Thursday, May 27, 2004

Memo to Sony: How to Create a Photo Marketplace a la Ebay

Johnny Carson once joked about an all-you-can-eat Italian restaurant. Sure, the joint is all-you-can-eat, but if you order too much, a big tough guy named Vito comes over and tells you "OK, buddy, that's all you can eat!" Sony's Imagestation Web site offers an all-you-can-store archive for your digital photos. I now store over three gigabytes of digital photos on Imagestation.com, and I dread the moment when a Sony storage enforcer grabs me by the nape of my digital neck and says "OK, buddy, that's all you can store!"

But that day hasn't come yet. My three gigs of online storage don't cost me a single red cent. To be precise, Imagestation now graciously hosts 3233 megabytes, and 2446 images, for me -- at zero cost.

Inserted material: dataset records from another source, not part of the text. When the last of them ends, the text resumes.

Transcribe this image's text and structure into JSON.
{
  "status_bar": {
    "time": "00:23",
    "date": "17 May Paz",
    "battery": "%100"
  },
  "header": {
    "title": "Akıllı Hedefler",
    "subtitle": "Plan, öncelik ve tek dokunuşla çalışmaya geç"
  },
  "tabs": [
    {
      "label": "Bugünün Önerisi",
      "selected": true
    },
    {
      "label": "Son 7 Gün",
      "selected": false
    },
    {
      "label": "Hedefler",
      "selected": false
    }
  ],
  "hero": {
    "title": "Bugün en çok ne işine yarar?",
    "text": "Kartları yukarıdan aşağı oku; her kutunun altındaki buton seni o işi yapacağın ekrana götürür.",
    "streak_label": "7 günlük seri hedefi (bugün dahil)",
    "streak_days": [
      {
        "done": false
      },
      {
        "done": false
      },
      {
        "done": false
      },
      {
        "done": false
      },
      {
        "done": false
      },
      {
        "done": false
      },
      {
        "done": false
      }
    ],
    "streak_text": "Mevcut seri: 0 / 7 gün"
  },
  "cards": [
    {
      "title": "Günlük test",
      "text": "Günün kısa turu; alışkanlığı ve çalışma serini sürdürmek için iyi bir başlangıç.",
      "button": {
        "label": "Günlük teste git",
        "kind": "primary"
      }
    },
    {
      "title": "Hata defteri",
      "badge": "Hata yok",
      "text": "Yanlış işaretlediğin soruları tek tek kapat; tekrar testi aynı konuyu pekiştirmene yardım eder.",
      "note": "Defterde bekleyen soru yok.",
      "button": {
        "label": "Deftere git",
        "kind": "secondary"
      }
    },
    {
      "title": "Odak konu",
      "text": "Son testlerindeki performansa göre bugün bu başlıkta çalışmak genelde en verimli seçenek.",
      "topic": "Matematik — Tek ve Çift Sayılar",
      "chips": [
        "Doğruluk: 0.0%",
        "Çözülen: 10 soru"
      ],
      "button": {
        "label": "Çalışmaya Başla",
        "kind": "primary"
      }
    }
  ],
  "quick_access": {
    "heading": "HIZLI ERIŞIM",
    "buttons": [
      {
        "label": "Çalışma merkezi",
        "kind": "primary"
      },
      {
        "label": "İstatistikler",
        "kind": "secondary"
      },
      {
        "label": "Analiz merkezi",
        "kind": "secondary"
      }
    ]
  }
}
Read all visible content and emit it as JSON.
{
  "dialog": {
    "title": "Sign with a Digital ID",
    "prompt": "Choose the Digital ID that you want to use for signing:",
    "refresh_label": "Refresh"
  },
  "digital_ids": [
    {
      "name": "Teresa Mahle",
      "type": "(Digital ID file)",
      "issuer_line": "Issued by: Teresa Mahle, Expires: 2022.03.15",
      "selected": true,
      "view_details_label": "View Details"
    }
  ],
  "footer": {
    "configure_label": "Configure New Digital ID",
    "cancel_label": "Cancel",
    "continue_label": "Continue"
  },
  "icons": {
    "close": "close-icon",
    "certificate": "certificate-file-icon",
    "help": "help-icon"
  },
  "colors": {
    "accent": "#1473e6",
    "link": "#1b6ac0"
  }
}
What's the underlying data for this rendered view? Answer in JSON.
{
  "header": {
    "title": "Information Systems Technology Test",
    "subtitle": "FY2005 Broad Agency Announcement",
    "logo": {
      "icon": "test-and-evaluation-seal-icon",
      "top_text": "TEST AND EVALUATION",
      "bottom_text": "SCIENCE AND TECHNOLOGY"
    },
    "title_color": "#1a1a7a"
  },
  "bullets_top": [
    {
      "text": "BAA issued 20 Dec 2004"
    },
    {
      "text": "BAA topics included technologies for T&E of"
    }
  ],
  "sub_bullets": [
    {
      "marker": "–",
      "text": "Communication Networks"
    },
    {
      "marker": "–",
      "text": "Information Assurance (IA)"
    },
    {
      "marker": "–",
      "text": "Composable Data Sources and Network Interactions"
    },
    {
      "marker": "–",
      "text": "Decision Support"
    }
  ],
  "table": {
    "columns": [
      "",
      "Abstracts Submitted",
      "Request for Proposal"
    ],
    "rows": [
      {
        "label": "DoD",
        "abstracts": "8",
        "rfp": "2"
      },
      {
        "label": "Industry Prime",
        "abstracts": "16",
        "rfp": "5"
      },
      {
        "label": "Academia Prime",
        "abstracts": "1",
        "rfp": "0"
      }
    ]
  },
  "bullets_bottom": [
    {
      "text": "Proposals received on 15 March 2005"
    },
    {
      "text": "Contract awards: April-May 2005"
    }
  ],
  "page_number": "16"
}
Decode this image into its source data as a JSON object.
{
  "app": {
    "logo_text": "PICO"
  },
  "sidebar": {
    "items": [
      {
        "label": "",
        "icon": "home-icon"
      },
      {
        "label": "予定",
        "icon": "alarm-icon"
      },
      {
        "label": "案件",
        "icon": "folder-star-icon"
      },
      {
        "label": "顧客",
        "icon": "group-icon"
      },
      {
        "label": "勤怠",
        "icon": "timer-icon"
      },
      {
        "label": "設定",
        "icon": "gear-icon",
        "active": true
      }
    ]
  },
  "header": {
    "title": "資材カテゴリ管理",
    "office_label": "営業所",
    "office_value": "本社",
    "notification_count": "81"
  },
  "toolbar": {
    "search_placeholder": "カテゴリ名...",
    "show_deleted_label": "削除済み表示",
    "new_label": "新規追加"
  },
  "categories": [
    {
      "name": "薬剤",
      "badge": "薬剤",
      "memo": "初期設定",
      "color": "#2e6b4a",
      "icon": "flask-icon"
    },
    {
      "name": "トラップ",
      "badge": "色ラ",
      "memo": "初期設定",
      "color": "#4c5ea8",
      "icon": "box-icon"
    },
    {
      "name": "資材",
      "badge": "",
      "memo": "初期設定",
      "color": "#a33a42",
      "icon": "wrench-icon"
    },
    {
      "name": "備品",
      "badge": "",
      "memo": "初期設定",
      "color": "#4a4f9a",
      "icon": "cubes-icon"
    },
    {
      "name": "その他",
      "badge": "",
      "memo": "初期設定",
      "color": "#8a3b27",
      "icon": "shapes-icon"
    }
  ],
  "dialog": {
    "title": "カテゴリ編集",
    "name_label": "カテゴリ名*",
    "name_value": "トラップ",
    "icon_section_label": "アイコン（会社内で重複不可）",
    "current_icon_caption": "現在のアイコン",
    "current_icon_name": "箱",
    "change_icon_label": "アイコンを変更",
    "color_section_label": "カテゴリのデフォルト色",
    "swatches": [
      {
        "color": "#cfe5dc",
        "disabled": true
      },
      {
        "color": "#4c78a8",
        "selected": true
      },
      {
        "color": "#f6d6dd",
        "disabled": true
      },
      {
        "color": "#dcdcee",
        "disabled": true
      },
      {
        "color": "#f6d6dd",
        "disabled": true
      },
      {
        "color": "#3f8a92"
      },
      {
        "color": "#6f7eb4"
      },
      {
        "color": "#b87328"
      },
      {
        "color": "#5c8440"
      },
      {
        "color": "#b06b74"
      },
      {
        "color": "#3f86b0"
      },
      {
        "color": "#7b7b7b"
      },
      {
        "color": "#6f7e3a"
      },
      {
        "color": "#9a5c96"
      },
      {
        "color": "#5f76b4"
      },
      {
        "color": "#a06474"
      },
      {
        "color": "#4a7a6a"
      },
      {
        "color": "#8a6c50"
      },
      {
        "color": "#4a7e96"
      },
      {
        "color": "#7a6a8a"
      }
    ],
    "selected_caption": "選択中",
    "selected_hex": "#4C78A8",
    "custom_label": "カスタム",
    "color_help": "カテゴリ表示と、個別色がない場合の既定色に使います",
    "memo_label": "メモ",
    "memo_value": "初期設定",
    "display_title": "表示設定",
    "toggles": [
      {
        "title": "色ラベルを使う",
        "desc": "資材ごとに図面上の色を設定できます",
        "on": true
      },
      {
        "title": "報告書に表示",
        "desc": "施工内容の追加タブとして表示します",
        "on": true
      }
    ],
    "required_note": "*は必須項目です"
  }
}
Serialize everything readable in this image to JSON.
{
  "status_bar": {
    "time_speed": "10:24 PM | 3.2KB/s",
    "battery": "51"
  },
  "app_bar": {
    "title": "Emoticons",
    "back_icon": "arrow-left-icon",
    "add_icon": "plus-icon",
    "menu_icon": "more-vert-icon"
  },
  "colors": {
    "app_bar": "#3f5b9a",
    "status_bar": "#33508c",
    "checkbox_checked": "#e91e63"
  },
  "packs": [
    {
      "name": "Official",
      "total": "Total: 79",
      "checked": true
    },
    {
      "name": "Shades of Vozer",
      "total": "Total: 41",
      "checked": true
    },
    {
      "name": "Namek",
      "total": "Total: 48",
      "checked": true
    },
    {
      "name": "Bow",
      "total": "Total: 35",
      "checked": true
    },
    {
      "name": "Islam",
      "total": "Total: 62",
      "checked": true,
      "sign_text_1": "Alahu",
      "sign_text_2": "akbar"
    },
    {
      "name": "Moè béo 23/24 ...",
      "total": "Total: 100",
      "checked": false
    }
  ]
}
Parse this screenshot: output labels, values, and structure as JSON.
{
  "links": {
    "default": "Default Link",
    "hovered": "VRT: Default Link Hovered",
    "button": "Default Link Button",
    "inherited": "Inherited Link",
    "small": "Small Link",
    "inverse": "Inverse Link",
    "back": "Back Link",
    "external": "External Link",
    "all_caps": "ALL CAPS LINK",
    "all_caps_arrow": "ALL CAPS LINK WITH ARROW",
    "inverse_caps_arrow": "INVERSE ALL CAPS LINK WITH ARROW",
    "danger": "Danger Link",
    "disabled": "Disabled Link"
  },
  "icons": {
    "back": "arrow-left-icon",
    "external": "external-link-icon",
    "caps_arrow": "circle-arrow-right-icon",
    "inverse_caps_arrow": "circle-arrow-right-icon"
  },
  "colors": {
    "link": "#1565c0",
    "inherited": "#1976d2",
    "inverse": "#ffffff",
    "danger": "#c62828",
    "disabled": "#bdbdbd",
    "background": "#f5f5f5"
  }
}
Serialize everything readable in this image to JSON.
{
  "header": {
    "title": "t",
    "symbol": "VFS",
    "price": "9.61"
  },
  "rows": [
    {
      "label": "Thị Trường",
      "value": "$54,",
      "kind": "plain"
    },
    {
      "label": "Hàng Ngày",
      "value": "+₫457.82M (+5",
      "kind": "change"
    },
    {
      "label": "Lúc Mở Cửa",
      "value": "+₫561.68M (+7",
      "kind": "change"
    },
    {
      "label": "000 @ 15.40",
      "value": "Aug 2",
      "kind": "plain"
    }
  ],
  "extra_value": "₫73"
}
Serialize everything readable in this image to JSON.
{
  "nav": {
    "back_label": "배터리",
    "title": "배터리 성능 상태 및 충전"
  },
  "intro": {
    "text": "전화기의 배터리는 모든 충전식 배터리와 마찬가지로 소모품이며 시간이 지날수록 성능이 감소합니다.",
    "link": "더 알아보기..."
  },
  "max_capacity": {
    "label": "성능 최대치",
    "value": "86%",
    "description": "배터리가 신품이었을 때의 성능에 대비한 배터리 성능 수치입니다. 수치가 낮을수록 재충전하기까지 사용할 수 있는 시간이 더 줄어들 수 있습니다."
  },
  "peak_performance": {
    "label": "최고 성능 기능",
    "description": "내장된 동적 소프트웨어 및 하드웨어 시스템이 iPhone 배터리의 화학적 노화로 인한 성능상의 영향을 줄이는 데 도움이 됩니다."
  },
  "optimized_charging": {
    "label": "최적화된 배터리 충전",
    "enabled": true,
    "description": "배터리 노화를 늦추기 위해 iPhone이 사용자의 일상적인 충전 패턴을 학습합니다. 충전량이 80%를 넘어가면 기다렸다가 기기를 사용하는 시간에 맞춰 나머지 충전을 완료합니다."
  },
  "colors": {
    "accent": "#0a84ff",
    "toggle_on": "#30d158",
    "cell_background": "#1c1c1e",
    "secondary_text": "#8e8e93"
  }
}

Well, actually, not exactly. Sony doesn't charge to store photos on Imagestation, and they say the storage quota is unlimited. Still, I have spent a fair amount of money ordering my own artwork from Sony. They sell physical manifestations of your digital images, and I've ordered prints, enlargements, mousepads, and even a photo cake.

That's Imagestation's bread and butter: you sit at home -- or on the road -- and snap digital photos; you upload for free, and Sony hopes you and your pals will order physical photos in various formats.

All well and good. But Sony's missing the boat in a very important way.

Every time you post images to Imagestation, they ask if you want to allow others to order prints from your collection. The choice is binary: either strangers can order prints of your photos, or they can't. Wrong! Instead of "yes or no" the question should be "How much?"

In the business world, if you need an image of a person using wireless Internet access, or a photo of a cat eating tuna, you turn to a stock photography site. I first learned about stock photography back in the 70s when I encountered Image Bank. The late 80s brought CD-ROMs of cheap stock photos. The 90s brought stock photography Web sites such as photos.com.

Today, millions of people have digital images to share. Sure, most of those photos are junk. But digital cameras are wonderful gadgets, and not every casual photographer is a tyro. Millions of people possess digital photos that millions of others might covet.

Sony has tried to make Imagestation a sort of community of photographers. You file your photo albums by categories that others can search and browse, and you can enter photo contests.

What's missing is the ability to sell your photos. Maybe that shot of a sunset in Key West or that foggy day at Hearst Castle is exactly what someone else seeks. They might want the image as a personal mememto, or perhaps they need an image for an industrial application.

So here's the idea, Sony: let me set a price for each photo. You want a copy of that photo of Yahoo advertising in Times Square? OK, you can have a 4 X 6 print for $10 or you can use it in your annual report or on the Web for $100.

The idea is simple, but incredibly powerful: build a marketplace for millions of photographs. Democratize the world of stock photography. Let everyone who has images that might someday be useful or desirable to someone else sell 'em online.

Think like Ebay: it's not just millions of people, it's a marketplace. Think like Amazon: when someone looks at one person's photos, toss in a sidebar that says "People who looked at
Rich's photos of springtime at Michigan State
also liked these other photo albums."

Sony's Imagestation is at once wonderful and awful. It's a great way to share your photos with friends and the world at large, but its interface is clunky and at times its performance is poor. Most importantly, Sony doesn't understand how to build not just a photographic community, but a photographic marketplace.